As seen in Texas after Hurricane Harvey, the disaster was exploited to suspend environmental rules and reporting far longer than it should have been.
What Should Be Done?
There must be limits to emergency suspensions of environmental, health, and safety rules. Regulated parties should have as much incentive as possible to prepare for and control emission releases during disasters, and data concerning releases should continue to be gathered to the extent possible. Especially given that such disasters are likely to continue increasing in the face of climate change, careful planning is paramount.
We suggest three regulatory alterations to the current scheme:
Require a Plan for Emergencies
The EPA should require facilities permitted under the Clean Air Act, Clean Water Act, and Resource Conservation and Recovery Act to plan for how they can best control emissions or avoid upset emissions when a disaster or emergency occurs. This could be accomplished with a new rulemaking or guidance. Because emergency exceptions to these statutes are discretionary, a rule could be created to detail how they could be limited.

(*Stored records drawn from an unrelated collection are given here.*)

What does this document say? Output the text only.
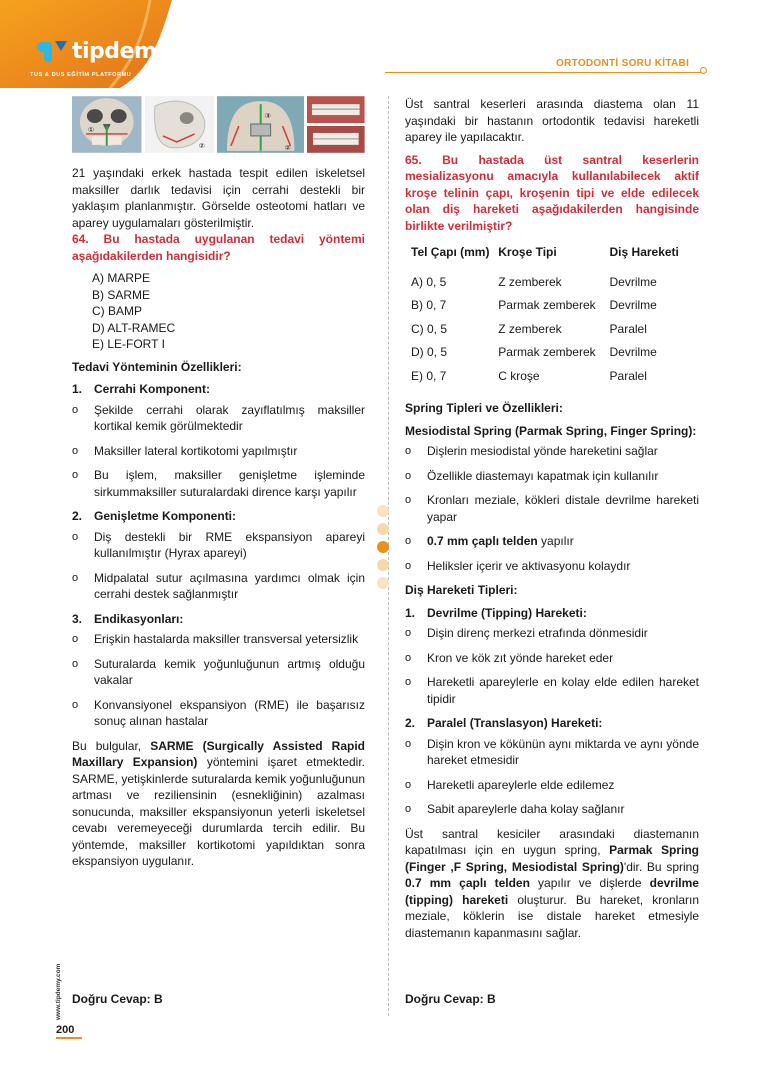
tipdemy
TUS & DUS EĞİTİM PLATFORMU
ORTODONTİ SORU KİTABI
①
②
③
②

21 yaşındaki erkek hastada tespit edilen iskeletsel maksiller darlık tedavisi için cerrahi destekli bir yaklaşım planlanmıştır. Görselde osteotomi hatları ve aparey uygulamaları gösterilmiştir.

64. Bu hastada uygulanan tedavi yöntemi aşağıdakilerden hangisidir?

A) MARPE
B) SARME
C) BAMP
D) ALT-RAMEC
E) LE-FORT I
Tedavi Yönteminin Özellikleri:
1. Cerrahi Komponent:
o	Şekilde cerrahi olarak zayıflatılmış maksiller kortikal kemik görülmektedir
o	Maksiller lateral kortikotomi yapılmıştır
o	Bu işlem, maksiller genişletme işleminde sirkummaksiller suturalardaki dirence karşı yapılır
2. Genişletme Komponenti:
o	Diş destekli bir RME ekspansiyon apareyi kullanılmıştır (Hyrax apareyi)
o	Midpalatal sutur açılmasına yardımcı olmak için cerrahi destek sağlanmıştır
3. Endikasyonları:
o	Erişkin hastalarda maksiller transversal yetersizlik
o	Suturalarda kemik yoğunluğunun artmış olduğu vakalar
o	Konvansiyonel ekspansiyon (RME) ile başarısız sonuç alınan hastalar

Bu bulgular, SARME (Surgically Assisted Rapid Maxillary Expansion) yöntemini işaret etmektedir. SARME, yetişkinlerde suturalarda kemik yoğunluğunun artması ve reziliensinin (esnekliğinin) azalması sonucunda, maksiller ekspansiyonun yeterli iskeletsel cevabı veremeyeceği durumlarda tercih edilir. Bu yöntemde, maksiller kortikotomi yapıldıktan sonra ekspansiyon uygulanır.

Üst santral keserleri arasında diastema olan 11 yaşındaki bir hastanın ortodontik tedavisi hareketli aparey ile yapılacaktır.

65. Bu hastada üst santral keserlerin mesializasyonu amacıyla kullanılabilecek aktif kroşe telinin çapı, kroşenin tipi ve elde edilecek olan diş hareketi aşağıdakilerden hangisinde birlikte verilmiştir?

Tel Çapı (mm)	Kroşe Tipi	Diş Hareketi
A) 0, 5	Z zemberek	Devrilme
B) 0, 7	Parmak zemberek	Devrilme
C) 0, 5	Z zemberek	Paralel
D) 0, 5	Parmak zemberek	Devrilme
E) 0, 7	C kroşe	Paralel
Spring Tipleri ve Özellikleri:
Mesiodistal Spring (Parmak Spring, Finger Spring):
o	Dişlerin mesiodistal yönde hareketini sağlar
o	Özellikle diastemayı kapatmak için kullanılır
o	Kronları meziale, kökleri distale devrilme hareketi yapar
o	0.7 mm çaplı telden yapılır
o	Heliksler içerir ve aktivasyonu kolaydır
Diş Hareketi Tipleri:
1. Devrilme (Tipping) Hareketi:
o	Dişin direnç merkezi etrafında dönmesidir
o	Kron ve kök zıt yönde hareket eder
o	Hareketli apareylerle en kolay elde edilen hareket tipidir
2. Paralel (Translasyon) Hareketi:
o	Dişin kron ve kökünün aynı miktarda ve aynı yönde hareket etmesidir
o	Hareketli apareylerle elde edilemez
o	Sabit apareylerle daha kolay sağlanır

Üst santral kesiciler arasındaki diastemanın kapatılması için en uygun spring, Parmak Spring (Finger ,F Spring, Mesiodistal Spring)'dir. Bu spring 0.7 mm çaplı telden yapılır ve dişlerde devrilme (tipping) hareketi oluşturur. Bu hareket, kronların meziale, köklerin ise distale hareket etmesiyle diastemanın kapanmasını sağlar.

Doğru Cevap: B	Doğru Cevap: B
www.tipdemy.com
200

The Emergency Planning and Community Right to Know Act (EPCRA) already provides a template for the parameters of such a requirement. EPCRA requires the EPA administrator to compile a list of hazardous substances and amounts which, when present at a facility, trigger the requirement to plan for an emergency. All permitted CAA, CWA, and/or RCRA sources could be required to plan for an emergency or disaster, or a subset of major sources could be so required (above a certain threshold amount of emissions). The Clean Air Act already has a definition of a major source for both conventional and hazardous air pollutants. Limiting or starting with the subset of largest sources also would make the review of such plans more manageable by the implementing agency. Each source subject to the emergency and disaster planning could be charged an amount to cover the additional personnel necessary for timely review of such plans. EPA could start a process of basic implementing regulations to determine minimum requirements for such plans.
Keep Records of Emissions and Report to the Public
While record-keeping requirements could still be included in the suspension of rules during a disaster, the EPA should promulgate a rule that specifies that to the extent possible, all permitted entities should keep records of releases during disaster suspensions and continue to report these to their permitting agency (whether the state or the federal government). Except during the most intense phase of an emergency, when personnel may need to be evacuated or power is not available, most companies are already keeping track of their releases. There is no reason they should not be required to report what they know.
Institute Federal Review of Waivers
A new EPA regulation or guidance should clarify that a state’s emergency suspension of environmental rules for federally based requirements (such as RCRA, CERCLA, the CWA, and CAA) will be subject to federal agency review, and that it should automatically sunset after two weeks. It can be reinstated, but it should go through review at that time. As noted in the example above, though the TCEQ’s request for emergency waivers was purportedly based on active hurricane impacts or loss of power, the waiver continued for more than eight months after the initial danger.